The AI Revolution: A Revolution of the Soul?
Generative artificial Intelligence will cause intrapersonal disruptions - how we perceive ourselves, understand our own emotions, and decide to act on our thoughts and impulses. A dialogue with an AI chatbot is often thought to be an emulation of a chat with a friend or therapist. However, it’s more accurate to say it’s an emulation of your own internal dialogue. The ol’ angel or devil on your shoulder, made real. This is because your AI confidant isn’t part of your family or social circle and can’t communicate with others. There is a sense of absolute privacy that can induce individuals to divulge their deepest secrets or desires. If it weren’t for the resulting chatlog, your conversation might take place entirely in your head. An AI confidant can, with scalpel-like precision, adapt itself to our personality, our hopes, our dreams. And from that vantage point, it can also influence us profoundly. Who will you be with an AI companion ingrained in your life? Who would you have been without it?

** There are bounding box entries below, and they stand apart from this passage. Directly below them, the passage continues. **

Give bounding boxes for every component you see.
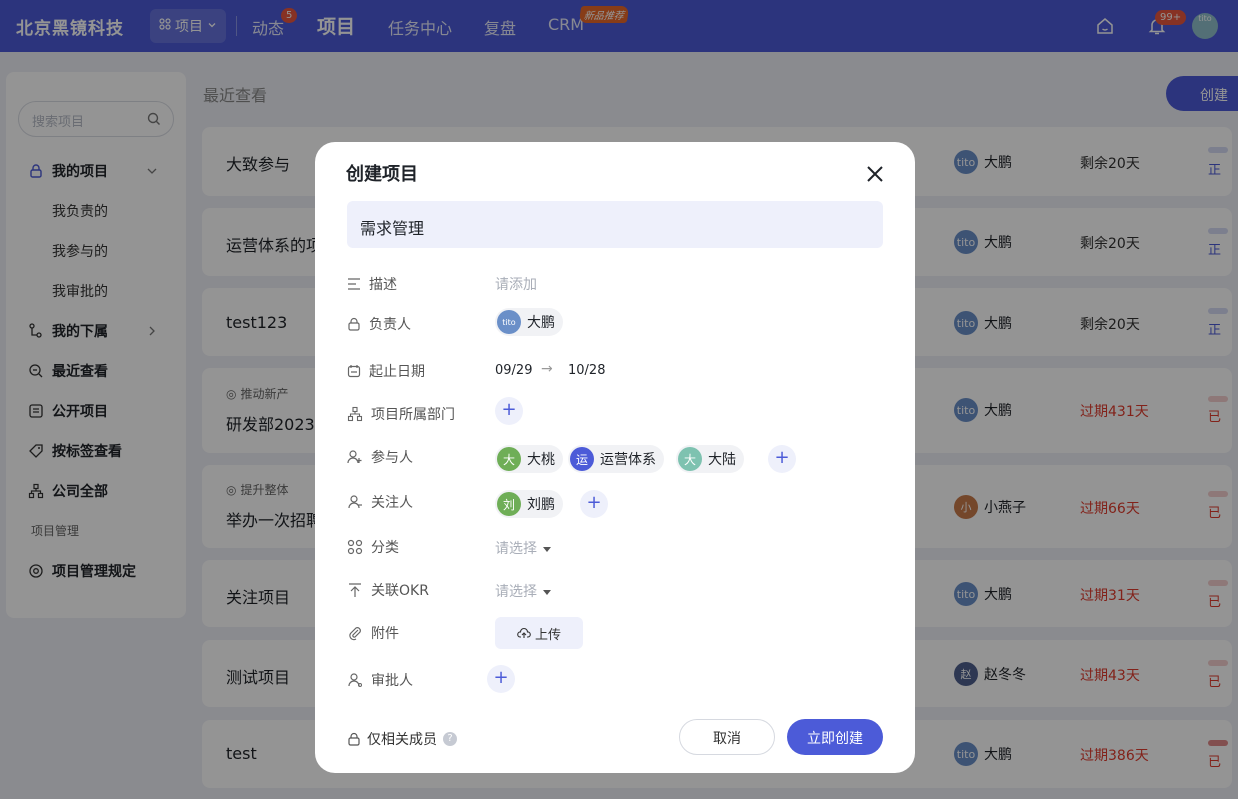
owner-name: 大鹏	[527, 315, 555, 331]
follower-chip[interactable]: 刘 刘鹏	[495, 490, 563, 518]
approver-icon	[348, 673, 362, 687]
field-dates: 起止日期	[347, 361, 425, 381]
participant-name: 大陆	[708, 452, 736, 468]
okr-placeholder: 请选择	[495, 584, 537, 600]
members-only-toggle[interactable]: 仅相关成员 ?	[347, 729, 457, 749]
category-placeholder: 请选择	[495, 541, 537, 557]
field-followers: 关注人	[347, 492, 413, 512]
avatar: 大	[497, 447, 521, 471]
field-label: 负责人	[369, 317, 411, 333]
add-approver-button[interactable]: +	[487, 665, 515, 693]
date-arrow: →	[541, 361, 553, 377]
start-date[interactable]: 09/29	[495, 363, 532, 378]
text-align-icon	[348, 278, 360, 290]
category-select[interactable]: 请选择	[495, 538, 551, 558]
help-icon[interactable]: ?	[443, 732, 457, 746]
description-input[interactable]: 请添加	[495, 274, 537, 294]
create-project-dialog: 创建项目 需求管理 描述 请添加 负责人 tito 大鹏 起止日期 09/29 …	[315, 142, 915, 773]
field-label: 项目所属部门	[371, 407, 455, 423]
end-date[interactable]: 10/28	[568, 363, 605, 378]
participant-chip[interactable]: 大 大陆	[676, 445, 744, 473]
add-follower-button[interactable]: +	[580, 490, 608, 518]
field-label: 描述	[369, 277, 397, 293]
upload-arrow-icon	[349, 583, 361, 597]
user-icon	[348, 495, 362, 509]
add-department-button[interactable]: +	[495, 397, 523, 425]
participant-chip[interactable]: 大 大桃	[495, 445, 563, 473]
grid-icon	[347, 539, 363, 555]
participant-name: 运营体系	[600, 452, 656, 468]
add-participant-button[interactable]: +	[768, 445, 796, 473]
participant-chip[interactable]: 运 运营体系	[568, 445, 664, 473]
field-owner: 负责人	[347, 314, 411, 334]
dialog-title: 创建项目	[346, 164, 418, 185]
field-label: 附件	[371, 626, 399, 642]
field-okr: 关联OKR	[347, 580, 429, 600]
field-department: 项目所属部门	[347, 404, 455, 424]
caret-down-icon	[543, 546, 551, 552]
lock-icon	[348, 317, 360, 331]
avatar: 运	[570, 447, 594, 471]
field-approver: 审批人	[347, 670, 413, 690]
field-description: 描述	[347, 274, 397, 294]
field-category: 分类	[347, 537, 399, 557]
calendar-icon	[347, 365, 361, 378]
avatar: tito	[497, 310, 521, 334]
add-user-icon	[347, 450, 362, 464]
avatar: 刘	[497, 492, 521, 516]
create-now-button[interactable]: 立即创建	[787, 719, 883, 755]
avatar: 大	[678, 447, 702, 471]
upload-label: 上传	[534, 627, 561, 643]
okr-select[interactable]: 请选择	[495, 581, 551, 601]
participant-name: 大桃	[527, 452, 555, 468]
upload-button[interactable]: 上传	[495, 617, 583, 649]
hierarchy-icon	[347, 406, 363, 422]
cancel-button[interactable]: 取消	[679, 719, 775, 755]
caret-down-icon	[543, 589, 551, 595]
owner-chip[interactable]: tito 大鹏	[495, 308, 563, 336]
follower-name: 刘鹏	[527, 497, 555, 513]
field-label: 关注人	[371, 495, 413, 511]
field-attachment: 附件	[347, 623, 399, 643]
field-label: 关联OKR	[371, 583, 429, 599]
project-name-input[interactable]: 需求管理	[347, 201, 883, 248]
field-label: 参与人	[371, 450, 413, 466]
members-only-label: 仅相关成员	[367, 732, 437, 748]
cloud-upload-icon	[517, 627, 531, 638]
close-icon[interactable]	[865, 164, 885, 184]
field-participants: 参与人	[347, 447, 413, 467]
field-label: 分类	[371, 540, 399, 556]
lock-icon	[348, 732, 360, 746]
paperclip-icon	[349, 627, 361, 641]
field-label: 起止日期	[369, 364, 425, 380]
field-label: 审批人	[371, 673, 413, 689]
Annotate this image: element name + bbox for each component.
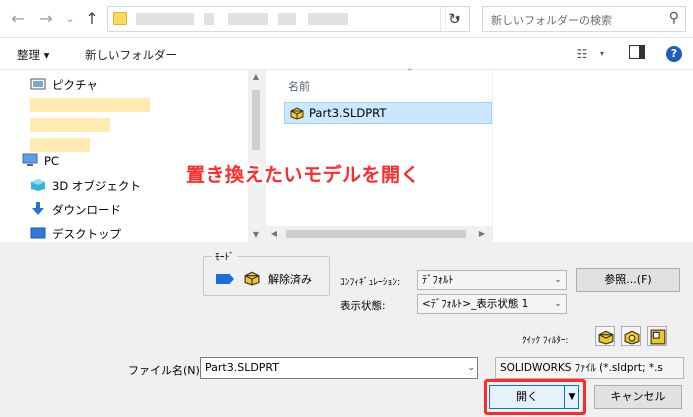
display-state-value: <ﾃﾞﾌｫﾙﾄ>_表示状態 1 [422, 298, 529, 310]
scroll-down-icon[interactable]: ▼ [248, 230, 264, 239]
address-path-blurred [228, 13, 268, 25]
nav-item-downloads[interactable]: ダウンロード [30, 200, 121, 220]
desktop-icon [30, 226, 46, 240]
cancel-button[interactable]: キャンセル [594, 385, 682, 409]
horizontal-scrollbar[interactable]: ◀ ▶ [266, 226, 492, 242]
annotation-text: 置き換えたいモデルを開く [186, 164, 421, 186]
download-icon [30, 202, 46, 216]
mode-group: ﾓｰﾄﾞ 解除済み [203, 249, 330, 296]
organize-button[interactable]: 整理 ▾ [17, 47, 49, 63]
configuration-label: ｺﾝﾌｨｷﾞｭﾚｰｼｮﾝ: [340, 277, 401, 288]
display-state-label: 表示状態: [340, 300, 386, 312]
scrollbar-thumb[interactable] [286, 230, 466, 238]
browse-button[interactable]: 参照...(F) [576, 268, 680, 292]
mode-value[interactable]: 解除済み [268, 271, 312, 287]
nav-item-label: PC [44, 154, 59, 168]
nav-item-label: デスクトップ [52, 227, 121, 241]
configuration-value: ﾃﾞﾌｫﾙﾄ [422, 274, 454, 286]
quick-filter-part-button[interactable] [595, 326, 615, 346]
chevron-down-icon[interactable]: ⌄ [467, 358, 475, 378]
solidworks-part-icon [290, 106, 304, 120]
column-header-name[interactable]: 名前 [288, 78, 310, 94]
new-folder-button[interactable]: 新しいフォルダー [85, 47, 177, 63]
nav-item-label: ダウンロード [52, 203, 121, 217]
search-icon: ⚲ [668, 10, 679, 26]
open-button[interactable]: 開く ▼ [489, 385, 579, 409]
folder-icon [113, 12, 127, 25]
file-list-pane: ⌃ 名前 Part3.SLDPRT ◀ ▶ [265, 68, 693, 242]
back-arrow-icon[interactable]: ← [8, 9, 28, 29]
quick-filter-drawing-button[interactable] [647, 326, 667, 346]
file-name: Part3.SLDPRT [309, 106, 387, 120]
display-state-select[interactable]: <ﾃﾞﾌｫﾙﾄ>_表示状態 1 ⌄ [417, 294, 567, 314]
nav-item-3d-objects[interactable]: 3D オブジェクト [30, 176, 141, 196]
address-path-blurred [204, 13, 214, 25]
solidworks-part-icon [244, 270, 260, 286]
file-type-value: SOLIDWORKS ﾌｧｲﾙ (*.sldprt; *.s [500, 362, 663, 374]
navigation-pane: ピクチャ PC 3D オブジェクト ダウンロード デスクトップ [0, 70, 264, 242]
chevron-down-icon[interactable]: ▾ [593, 45, 611, 63]
toolbar: 整理 ▾ 新しいフォルダー ☷ ▾ ? [0, 38, 693, 70]
recent-dropdown-icon[interactable]: ⌄ [60, 9, 80, 29]
file-type-select[interactable]: SOLIDWORKS ﾌｧｲﾙ (*.sldprt; *.s [495, 357, 684, 379]
configuration-select[interactable]: ﾃﾞﾌｫﾙﾄ ⌄ [417, 270, 567, 290]
scroll-left-icon[interactable]: ◀ [266, 229, 282, 238]
address-path-blurred [136, 13, 194, 25]
address-path-blurred [308, 13, 348, 25]
blurred-folder-entry [30, 138, 90, 152]
quick-filter-label: ｸｲｯｸ ﾌｨﾙﾀｰ: [522, 336, 569, 346]
blurred-folder-entry [30, 98, 150, 112]
quick-filter-assembly-button[interactable] [621, 326, 641, 346]
open-button-label[interactable]: 開く [490, 386, 564, 408]
up-arrow-icon[interactable]: ↑ [82, 9, 102, 29]
refresh-icon[interactable]: ↻ [440, 6, 468, 32]
filter-part-icon [598, 330, 614, 345]
sort-ascending-icon: ⌃ [406, 68, 414, 78]
filename-label: ファイル名(N): [128, 364, 204, 377]
pc-icon [22, 153, 38, 167]
filename-value: Part3.SLDPRT [205, 361, 279, 374]
nav-item-label: 3D オブジェクト [52, 179, 141, 193]
address-path-blurred [278, 13, 296, 25]
chevron-down-icon: ⌄ [554, 299, 562, 309]
view-options-icon[interactable]: ☷ [573, 45, 591, 63]
file-row[interactable]: Part3.SLDPRT [284, 102, 492, 124]
filename-input[interactable]: Part3.SLDPRT ⌄ [200, 357, 478, 379]
nav-item-label: ピクチャ [52, 78, 98, 92]
search-placeholder: 新しいフォルダーの検索 [491, 14, 612, 27]
address-bar-row: ← → ⌄ ↑ ▾ ↻ 新しいフォルダーの検索 ⚲ [0, 0, 693, 38]
nav-item-pc[interactable]: PC [22, 151, 59, 171]
nav-scrollbar[interactable]: ▲ ▼ [248, 70, 264, 242]
scroll-right-icon[interactable]: ▶ [474, 229, 490, 238]
search-input[interactable]: 新しいフォルダーの検索 ⚲ [482, 6, 686, 32]
blurred-folder-entry [30, 118, 110, 132]
chevron-down-icon: ⌄ [554, 275, 562, 285]
pictures-icon [30, 77, 46, 91]
scroll-up-icon[interactable]: ▲ [248, 72, 264, 81]
filter-assembly-icon [624, 330, 640, 345]
mode-flag-icon [216, 274, 234, 284]
nav-item-pictures[interactable]: ピクチャ [30, 75, 98, 95]
forward-arrow-icon[interactable]: → [36, 9, 56, 29]
3d-objects-icon [30, 178, 46, 192]
pane-divider [492, 70, 493, 242]
nav-item-desktop[interactable]: デスクトップ [30, 224, 121, 244]
scrollbar-thumb[interactable] [252, 90, 260, 150]
address-bar[interactable]: ▾ [107, 6, 470, 32]
help-icon[interactable]: ? [666, 46, 682, 62]
open-split-dropdown-icon[interactable]: ▼ [564, 386, 579, 408]
mode-legend: ﾓｰﾄﾞ [212, 249, 238, 263]
filter-drawing-icon [650, 329, 666, 345]
preview-pane-icon[interactable] [628, 45, 646, 63]
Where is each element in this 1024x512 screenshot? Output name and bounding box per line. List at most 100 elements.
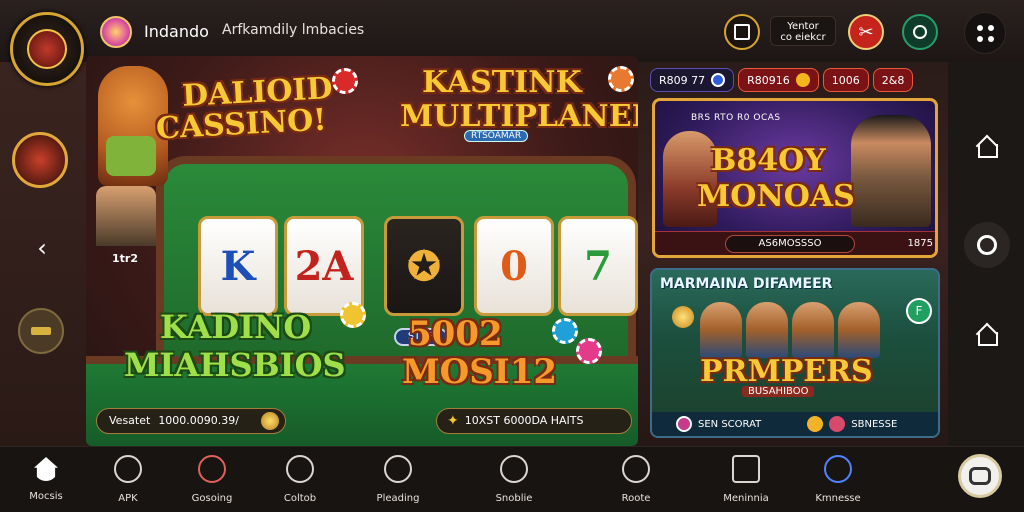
coin-icon [340,302,366,328]
home-icon [976,324,998,346]
nav-label: Kmnesse [815,493,861,504]
home-icon [976,136,998,158]
info-bar-label: Vesatet [109,414,151,427]
wallet-button[interactable] [724,14,760,50]
top-bar: Indando Arfkamdily lmbacies Yentor co ei… [0,0,1024,62]
promo-banner-monoas[interactable]: BRS RTO R0 OCAS B84OY MONOAS AS6MOSSSO 1… [652,98,938,258]
info-bar-value: 1000.0090.39/ [158,414,239,427]
promo-bottom-sub: BUSAHIBOO [742,386,815,397]
promo-title-line2: MONOAS [697,179,855,214]
circle-icon [977,235,997,255]
title-c-line2: MIAHSBIOS [124,346,346,384]
search-icon [824,455,852,483]
promo-bottom-big: PRMPERS [700,354,873,389]
promo-card-bottom[interactable]: MARMAINA DIFAMEER F PRMPERS BUSAHIBOO SE… [650,268,940,438]
grid-dots-icon [976,24,994,42]
character-group [700,302,880,358]
slot-reel: 0 [474,216,554,316]
main-banner[interactable]: 1tr2 DALIOID CASSINO! KASTINK MULTIPLANE… [86,56,638,446]
coin-icon [261,412,279,430]
nav-label: Pleading [376,493,420,504]
promo-bottom-footer: SEN SCORAT SBNESSE [652,412,938,436]
app-name: Indando [144,22,209,41]
pill-text: 2&8 [881,73,905,87]
coin-icon [807,416,824,432]
wild-symbol-icon: ✪ [407,242,441,290]
promo-caption: BRS RTO R0 OCAS [691,113,781,123]
title-d-line2: MOSI12 [402,352,558,392]
wallet-icon [734,24,750,40]
nav-label: Roote [621,493,651,504]
nav-item-roote[interactable]: Roote [594,453,678,509]
avatar-icon [969,467,991,485]
balance-line2: co eiekcr [780,32,826,43]
coin-icon [711,73,726,87]
ring-icon [622,455,650,483]
promo-button[interactable]: ✂ [848,14,884,50]
casino-chip-icon[interactable] [12,132,68,188]
nav-label: Meninnia [723,493,769,504]
nav-label: Coltob [283,493,317,504]
balance-pill[interactable]: 1006 [822,68,869,92]
chat-icon [384,455,412,483]
system-rail [948,62,1024,446]
title-b-line1: KASTINK [422,65,582,100]
balance-pill[interactable]: R80916 [738,68,819,92]
nav-item-kmnesse[interactable]: Kmnesse [796,453,880,509]
gift-icon: ✂ [858,21,874,43]
bonus-info-bar[interactable]: ✦ 10XST 6000DA HAITS [436,408,632,434]
avatar[interactable] [958,454,1002,498]
user-icon [913,25,927,39]
badge-icon[interactable]: F [906,298,932,324]
nav-label: APK [118,493,138,504]
slot-reel: ✪ [384,216,464,316]
circle-icon [286,455,314,483]
app-icon[interactable] [100,16,132,48]
character-portrait [96,186,156,246]
poker-chip-icon [829,416,846,432]
coin-icon [31,327,51,335]
promo-footer-count: 1875 [907,238,933,249]
character-portrait [851,115,931,227]
menu-button[interactable] [964,12,1006,54]
nav-item-coltob[interactable]: Coltob [258,453,342,509]
logo-emblem-icon [27,29,67,69]
promo-bottom-footer-a: SEN SCORAT [698,418,762,430]
app-root: Indando Arfkamdily lmbacies Yentor co ei… [0,0,1024,512]
nav-item-mocsis[interactable]: Mocsis [4,453,88,509]
nav-item-pleading[interactable]: Pleading [356,453,440,509]
home-button[interactable] [968,128,1004,164]
poker-chip-icon [576,338,602,364]
promo-footer-pill[interactable]: AS6MOSSSO [725,234,855,253]
nav-item-gosoing[interactable]: Gosoing [170,453,254,509]
title-a-line2: CASSINO! [155,102,328,147]
circle-button[interactable] [964,222,1010,268]
balance-line1: Yentor [787,21,819,32]
balance-pill[interactable]: 2&8 [872,68,914,92]
coin-icon [795,73,810,87]
poker-chip-icon [676,416,692,432]
grid-icon [732,455,760,483]
pill-text: R80916 [747,73,790,87]
casino-logo[interactable] [10,12,84,86]
pill-text: 1006 [831,73,860,87]
nav-item-snoblie[interactable]: Snoblie [472,453,556,509]
balance-pills: R809 77 R80916 1006 2&8 [650,68,940,92]
balance-display[interactable]: Yentor co eiekcr [770,16,836,46]
nav-item-apk[interactable]: APK [86,453,170,509]
promo-bottom-footer-b: SBNESSE [851,418,898,430]
jackpot-info-bar[interactable]: Vesatet 1000.0090.39/ [96,408,286,434]
back-arrow-icon[interactable]: ‹ [24,230,60,266]
promo-title-line1: B84OY [711,143,826,178]
home-button-secondary[interactable] [968,316,1004,352]
pill-text: R809 77 [659,73,706,87]
slot-reel: 2A [284,216,364,316]
balance-pill[interactable]: R809 77 [650,68,735,92]
app-subtitle: Arfkamdily lmbacies [222,22,365,38]
title-b-tag: RTSOAMAR [464,130,529,142]
person-icon [500,455,528,483]
coin-button[interactable] [18,308,64,354]
profile-button[interactable] [902,14,938,50]
rail-tag: 1tr2 [112,252,138,265]
nav-item-meninnia[interactable]: Meninnia [704,453,788,509]
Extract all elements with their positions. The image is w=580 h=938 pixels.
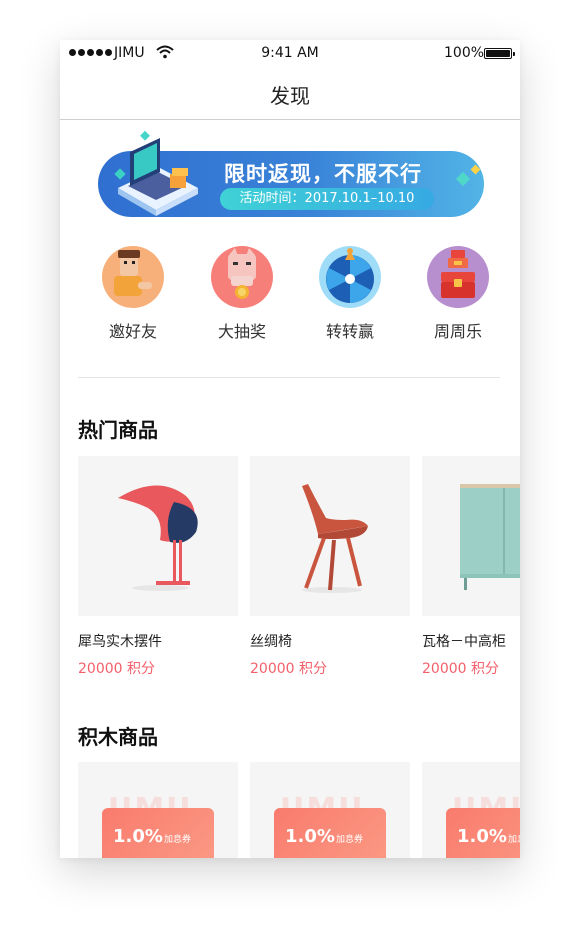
product-price: 20000 积分 — [78, 661, 155, 677]
invite-friends-icon — [102, 246, 164, 308]
block-products-title: 积木商品 — [78, 725, 158, 749]
coupon-rate: 1.0% — [113, 826, 163, 847]
coupon-image: JIMU 1.0% 加息券 — [78, 762, 238, 858]
banner-subtitle: 活动时间：2017.10.1–10.10 — [220, 188, 434, 210]
product-image — [422, 456, 520, 616]
category-label: 转转赢 — [325, 322, 374, 341]
coupon-card[interactable]: JIMU 1.0% 加息券 — [78, 762, 238, 858]
coupon-tag: 加息券 — [336, 835, 364, 845]
category-label: 大抽奖 — [217, 322, 266, 341]
coupon-tag: 加息券 — [508, 835, 520, 845]
category-invite-friends[interactable]: 邀好友 — [88, 242, 178, 342]
battery-percent: 100% — [444, 45, 485, 61]
category-spin-wheel[interactable]: 转转赢 — [305, 242, 395, 342]
coupon-ticket: 1.0% 加息券 — [102, 808, 214, 858]
laptop-illustration-icon — [114, 130, 198, 216]
product-image — [78, 456, 238, 616]
category-label: 周周乐 — [433, 322, 482, 341]
coupon-image: JIMU 1.0% 加息券 — [250, 762, 410, 858]
spin-wheel-icon — [319, 246, 381, 308]
phone-screen: JIMU 9:41 AM 100% 发现 限时返现，不服不行 活动时间：2017… — [60, 40, 520, 858]
hot-products-title: 热门商品 — [78, 418, 158, 442]
lucky-draw-icon — [211, 246, 273, 308]
product-price: 20000 积分 — [250, 661, 327, 677]
coupon-ticket: 1.0% 加息券 — [446, 808, 520, 858]
coupon-tag: 加息券 — [164, 835, 192, 845]
navigation-bar: 发现 — [60, 68, 520, 120]
category-weekly-chest[interactable]: 周周乐 — [413, 242, 503, 342]
hornbill-ornament-image — [118, 485, 198, 591]
product-price: 20000 积分 — [422, 661, 499, 677]
coupon-card[interactable]: JIMU 1.0% 加息券 — [250, 762, 410, 858]
product-card[interactable]: 犀鸟实木摆件 20000 积分 — [78, 456, 238, 678]
banner-title: 限时返现，不服不行 — [224, 162, 422, 186]
coupon-rate: 1.0% — [285, 826, 335, 847]
product-name: 瓦格－中高柜 — [422, 634, 506, 650]
product-card[interactable]: 丝绸椅 20000 积分 — [250, 456, 410, 678]
coupon-rate: 1.0% — [457, 826, 507, 847]
product-name: 丝绸椅 — [250, 634, 292, 650]
category-lucky-draw[interactable]: 大抽奖 — [197, 242, 287, 342]
category-row: 邀好友 大抽奖 转转赢 周周乐 — [60, 242, 520, 352]
status-bar: JIMU 9:41 AM 100% — [60, 40, 520, 68]
category-label: 邀好友 — [108, 322, 157, 341]
battery-icon — [484, 48, 515, 59]
product-name: 犀鸟实木摆件 — [78, 634, 162, 650]
weekly-chest-icon — [427, 246, 489, 308]
section-divider — [78, 377, 500, 378]
page-title: 发现 — [270, 84, 310, 108]
coupon-card[interactable]: JIMU 1.0% 加息券 — [422, 762, 520, 858]
product-card[interactable]: 瓦格－中高柜 20000 积分 — [422, 456, 520, 678]
silk-chair-image — [302, 484, 368, 593]
product-image — [250, 456, 410, 616]
coupon-image: JIMU 1.0% 加息券 — [422, 762, 520, 858]
cabinet-image — [460, 484, 520, 590]
coupon-ticket: 1.0% 加息券 — [274, 808, 386, 858]
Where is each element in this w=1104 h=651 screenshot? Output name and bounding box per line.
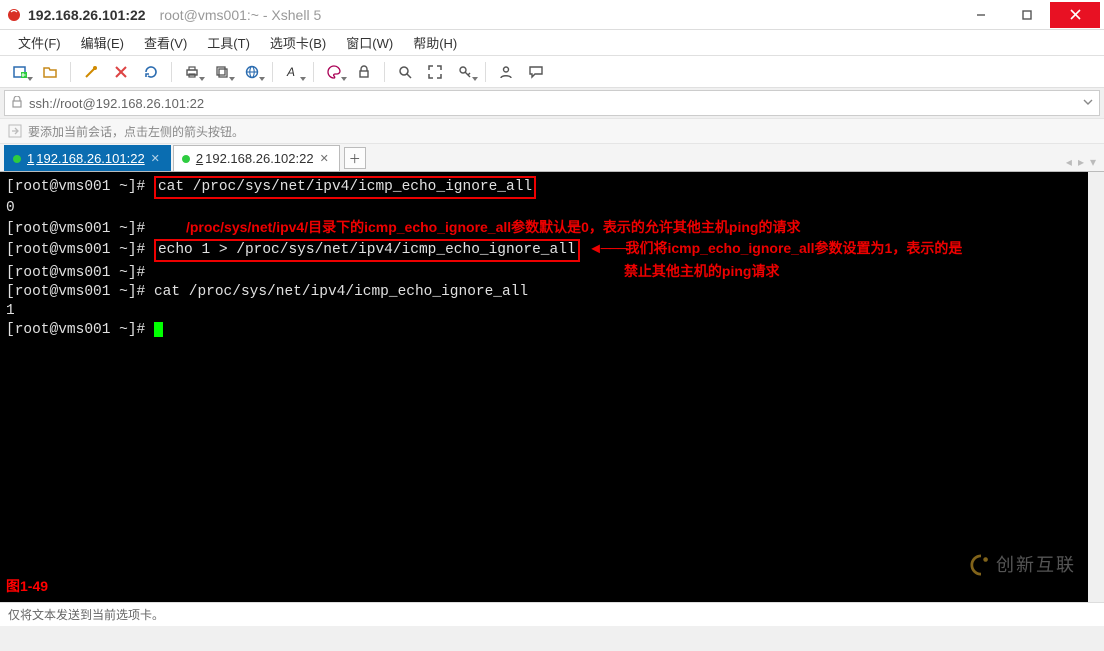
tab-hotkey: 2: [196, 151, 203, 166]
menu-edit[interactable]: 编辑(E): [73, 30, 132, 55]
highlighted-command-2: echo 1 > /proc/sys/net/ipv4/icmp_echo_ig…: [154, 239, 580, 262]
tab-scroll-left-icon[interactable]: ◂: [1064, 153, 1074, 171]
open-icon[interactable]: [36, 60, 64, 84]
arrow-left-icon: ◄───: [588, 241, 625, 257]
watermark: 创新互联: [970, 554, 1076, 576]
title-bar: 192.168.26.101:22 root@vms001:~ - Xshell…: [0, 0, 1104, 30]
hint-arrow-icon[interactable]: [8, 124, 22, 138]
fullscreen-icon[interactable]: [421, 60, 449, 84]
new-session-icon[interactable]: [6, 60, 34, 84]
scrollbar-thumb[interactable]: [1090, 189, 1104, 585]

We already see emerging results of this: the heartbreaking dialogue between a chatbot and a teen about to commit suicide. A previously impossible conversation between a man and his long dead father. The rise of a thing called *checks notes* AI psychosis!?!
In future posts I’ll plan to unpack this topic of intrapersonal disruption. What it means for the soul dividend in each of us will be vital to creating a framework for AI adoption that doesn’t result in an episode of Black Mirror.